Adaptive Neural Network with Dynamically Adjusted Activation Function Based Robust Control of Robot Manipulators


YILMAZ B. M., Hindistan C.

2025 Innovations in Intelligent Systems and Applications Conference, ASYU 2025, Bursa, Türkiye, 10 - 12 Eylül 2025, (Tam Metin Bildiri) identifier

  • Yayın Türü: Bildiri / Tam Metin Bildiri
  • Doi Numarası: 10.1109/asyu67174.2025.11208277
  • Basıldığı Şehir: Bursa
  • Basıldığı Ülke: Türkiye
  • Anahtar Kelimeler: Lyapunov stability, neural network based control, robot manipulators
  • Manisa Celal Bayar Üniversitesi Adresli: Evet

Özet

This paper proposes a hybrid control strategy for the trajectory tracking of robotic manipulators operating under time-varying uncertainties and external disturbances. The control framework combines a robust controller with a neural network-based estimator to effectively manage both structured and unstructured uncertainties. The robust component attenuates bounded disturbances and a portion of the model uncertainties, while the remaining unknown dynamics are estimated by a neural network term without requiring a known regressor matrix.

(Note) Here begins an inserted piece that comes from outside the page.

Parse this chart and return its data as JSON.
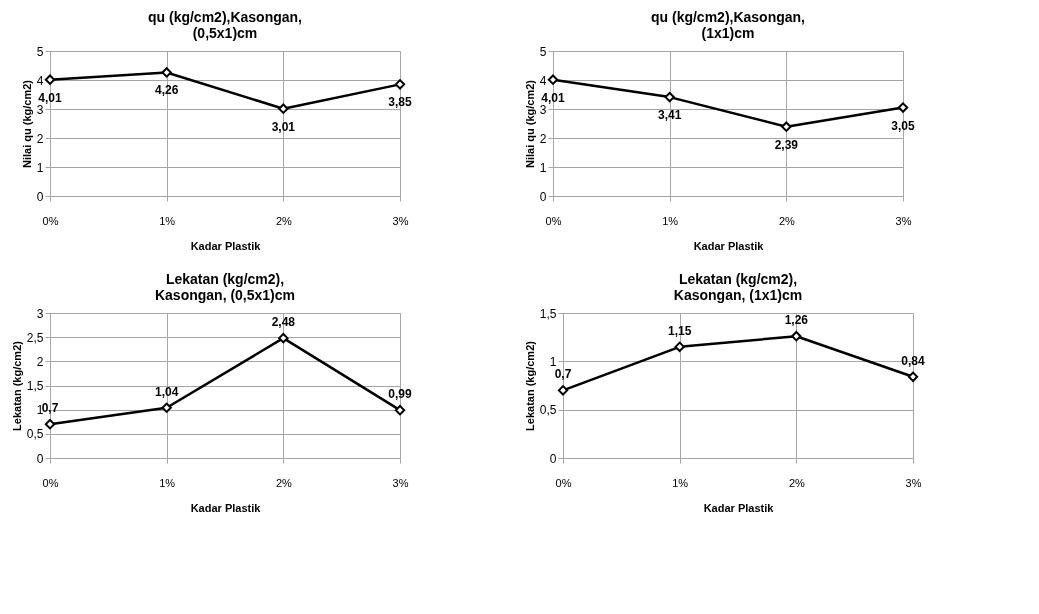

To enhance estimation accuracy, a novel activation function with a dynamically adjusting center is introduced. Unlike conventional fixed-form activation functions, the proposed structure generates a unique activation function for each input instance, allowing the network to better capture complex and time-varying system behaviors. This adaptive mechanism significantly improves the network's ability to track changes in system dynamics in real time. The stability of the closed-loop system is ensured through Lyapunov-based analysis, and simulation results confirm the enhanced tracking performance and robustness of the proposed method under challenging and uncertain conditions.